Alberto Giacometti "Buste d’homme", 1956, Fondation Giacometti  (© Succession Alberto Giacometti (Fondation Giacometti + ADAGP) 2020)

"Rater encore"

La "difficulté de l'expression", également, rapproche les deux artistes qui ont isolé la bouche ou le regard, sur lequel ils se sont focalisés parfois. Giacometti individualise les organes dans un dessin surréaliste (Composition surréaliste, femme, 1930), Beckett filme une bouche d'où sort un flot de paroles (Not I, 1977 pour la BBC).
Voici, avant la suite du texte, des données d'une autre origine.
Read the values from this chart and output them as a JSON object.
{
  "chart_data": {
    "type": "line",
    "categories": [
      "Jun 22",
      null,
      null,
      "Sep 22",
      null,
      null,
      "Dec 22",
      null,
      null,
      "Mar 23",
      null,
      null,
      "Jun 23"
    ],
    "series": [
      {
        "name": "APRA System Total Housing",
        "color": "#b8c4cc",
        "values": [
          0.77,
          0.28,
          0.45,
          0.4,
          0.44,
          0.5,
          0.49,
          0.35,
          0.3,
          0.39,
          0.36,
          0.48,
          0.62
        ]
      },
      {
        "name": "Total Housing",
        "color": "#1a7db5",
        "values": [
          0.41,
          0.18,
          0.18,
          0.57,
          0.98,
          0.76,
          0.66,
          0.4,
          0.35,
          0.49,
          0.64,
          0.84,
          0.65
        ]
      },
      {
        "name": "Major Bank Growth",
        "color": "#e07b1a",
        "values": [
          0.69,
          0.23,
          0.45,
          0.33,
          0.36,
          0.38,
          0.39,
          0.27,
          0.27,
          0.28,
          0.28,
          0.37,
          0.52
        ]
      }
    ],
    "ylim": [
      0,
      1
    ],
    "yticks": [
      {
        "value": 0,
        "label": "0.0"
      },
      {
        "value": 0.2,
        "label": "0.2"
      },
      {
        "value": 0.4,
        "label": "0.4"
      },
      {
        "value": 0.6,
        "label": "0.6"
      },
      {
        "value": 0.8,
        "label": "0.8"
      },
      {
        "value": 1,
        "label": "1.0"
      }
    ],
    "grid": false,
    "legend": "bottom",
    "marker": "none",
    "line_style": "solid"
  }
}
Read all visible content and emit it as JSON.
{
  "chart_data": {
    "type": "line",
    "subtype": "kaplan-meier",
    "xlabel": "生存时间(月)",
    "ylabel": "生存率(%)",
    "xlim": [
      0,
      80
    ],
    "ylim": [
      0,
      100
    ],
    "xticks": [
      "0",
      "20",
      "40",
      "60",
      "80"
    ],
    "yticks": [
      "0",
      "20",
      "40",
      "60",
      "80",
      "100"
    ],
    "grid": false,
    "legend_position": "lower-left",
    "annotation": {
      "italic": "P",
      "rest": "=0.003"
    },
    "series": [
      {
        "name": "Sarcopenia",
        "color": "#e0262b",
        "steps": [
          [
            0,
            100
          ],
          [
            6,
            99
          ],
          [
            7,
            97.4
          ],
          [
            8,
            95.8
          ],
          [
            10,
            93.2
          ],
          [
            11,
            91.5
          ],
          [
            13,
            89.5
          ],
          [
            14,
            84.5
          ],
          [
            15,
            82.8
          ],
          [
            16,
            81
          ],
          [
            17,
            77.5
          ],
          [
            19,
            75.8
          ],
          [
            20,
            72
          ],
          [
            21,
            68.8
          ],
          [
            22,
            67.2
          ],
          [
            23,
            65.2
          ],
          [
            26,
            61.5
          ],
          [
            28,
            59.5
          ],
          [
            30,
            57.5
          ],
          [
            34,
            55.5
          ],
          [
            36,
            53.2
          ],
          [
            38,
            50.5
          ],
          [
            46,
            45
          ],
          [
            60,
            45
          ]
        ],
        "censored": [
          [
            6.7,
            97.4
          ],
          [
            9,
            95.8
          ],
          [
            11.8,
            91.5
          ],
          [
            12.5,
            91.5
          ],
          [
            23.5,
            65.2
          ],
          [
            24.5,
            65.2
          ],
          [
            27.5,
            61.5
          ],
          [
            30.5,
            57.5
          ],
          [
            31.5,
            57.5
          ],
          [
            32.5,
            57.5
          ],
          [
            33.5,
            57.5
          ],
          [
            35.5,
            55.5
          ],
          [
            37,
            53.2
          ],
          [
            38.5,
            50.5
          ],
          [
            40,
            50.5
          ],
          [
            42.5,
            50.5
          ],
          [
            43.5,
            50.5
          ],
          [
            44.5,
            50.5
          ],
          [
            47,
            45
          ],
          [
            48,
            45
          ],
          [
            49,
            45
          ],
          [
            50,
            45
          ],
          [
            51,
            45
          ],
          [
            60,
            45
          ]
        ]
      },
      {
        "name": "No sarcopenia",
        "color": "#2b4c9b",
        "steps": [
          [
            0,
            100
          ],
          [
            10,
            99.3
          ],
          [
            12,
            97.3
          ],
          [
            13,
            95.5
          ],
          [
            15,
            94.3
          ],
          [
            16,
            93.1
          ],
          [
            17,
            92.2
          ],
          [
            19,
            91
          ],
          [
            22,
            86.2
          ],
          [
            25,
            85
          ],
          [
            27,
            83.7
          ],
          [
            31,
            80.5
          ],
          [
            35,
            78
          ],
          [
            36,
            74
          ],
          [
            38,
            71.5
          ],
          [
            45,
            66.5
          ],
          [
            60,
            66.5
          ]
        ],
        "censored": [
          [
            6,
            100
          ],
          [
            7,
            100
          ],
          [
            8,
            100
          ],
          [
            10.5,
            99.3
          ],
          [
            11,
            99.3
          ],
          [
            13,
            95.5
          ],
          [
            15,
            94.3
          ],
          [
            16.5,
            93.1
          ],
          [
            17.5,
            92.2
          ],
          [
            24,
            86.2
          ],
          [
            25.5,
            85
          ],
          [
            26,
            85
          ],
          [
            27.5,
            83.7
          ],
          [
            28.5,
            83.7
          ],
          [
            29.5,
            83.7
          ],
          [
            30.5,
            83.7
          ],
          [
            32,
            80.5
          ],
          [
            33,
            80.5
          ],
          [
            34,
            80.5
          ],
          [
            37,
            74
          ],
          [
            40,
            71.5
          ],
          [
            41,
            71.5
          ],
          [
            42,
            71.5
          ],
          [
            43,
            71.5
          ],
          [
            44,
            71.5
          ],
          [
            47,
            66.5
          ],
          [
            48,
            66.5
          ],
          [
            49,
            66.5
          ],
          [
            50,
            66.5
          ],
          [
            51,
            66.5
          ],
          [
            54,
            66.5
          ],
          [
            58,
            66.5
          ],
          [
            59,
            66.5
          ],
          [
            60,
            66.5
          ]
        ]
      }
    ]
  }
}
Enfin, chez les deux, la question du "ratage" est centrale et prend une importance grandissante. "Beckett comme Giacometti", malgré la reconnaissance qu'ils rencontrent, "ont eu de plus en plus l'impression d'un échec dans la création", raconte Hugo Daniel. "Et progressivement la question du ratage devient l'objet même de la création. Giacometti dit à la fin de sa vie que l'enjeu principal de la création est de mettre en jeu l'expérience de l'échec, plus que réaliser un dessin ou une sculpture. Et ce qui l'intéresse, c'est de savoir pourquoi ça rate."  Beckett, lui, écrit : "Essayer encore. Rater encore. Rater mieux encore. Ou mieux plus mal. Rater plus mal encore. Encore plus mal encore. Jusqu'à être dégoûté pour de bon." (Cap au pire, 1982).

Alberto Giacometti, "Homme et arbre", c. 1952, Fondation Giacometti  (© Succession Alberto Giacometti (Fondation Giacometti +ADAGP, Paris) 2020)

La solitude et l'arbre de Godot

Les deux artistes n'ont collaboré qu'à une occasion : en 1961, Giacometti a créé un arbre pour la mise en scène de la reprise d'En attendant Godot. L'arbre original, fragile comme l'existence humaine, s'est abîmé dans les réserves du théâtre de l'Odéon et a disparu. On peut en voir à la Fondation Giacometti la réplique réalisée en 2005 par l'artiste irlandais Gerard Byrne, installée sur un plateau qui évoque une scène de théâtre.

"C'est Beckett qui va chercher Giacometti, il était extrêmement scrupuleux pour ses mises en scène, sur les détails des déplacements, sur le moindre élément de décor", raconte Hugo Daniel. Sa demande au sculpteur montre la très forte relation de confiance entre les deux artistes. Souvent, il n'était pas satisfait or "il a écrit à quel point il (l') était de cet arbre".

Finalement, la question de la solitude et de son partage est au centre de l'œuvre d'Alberto Giacometti et de Samuel Beckett, souligne Hugo Daniel. "C'est presque le propos d'En attendant Godot, le partage de cette solitude des deux personnages qui attendent au bord du chemin, sous un arbre." Les deux artistes "avaient, par certains aspects, une vie et une expérience solitaire du monde et ont partagé, justement, cette solitude".

En attendant que l'exposition, prévue jusqu'au 28 mars 2021, puisse ouvrir ses portes, la Fondation Giacometti met en ligne des contenus numériques sur son site. Le catalogue Giacometti / Beckett, Rater encore. Rater mieux (Éditions Fage - Fondation Giacometti, français-anglais, 176 pages, 28 €), avec des textes de Hugo Daniel, du directeur artistique de la Fondation Christian Alandete, du réalisateur et producteur de cinéma Marin Karmitz, de la chorégraphe Maguy Marin, de la chercheuse Derval Tubridy, est également disponible.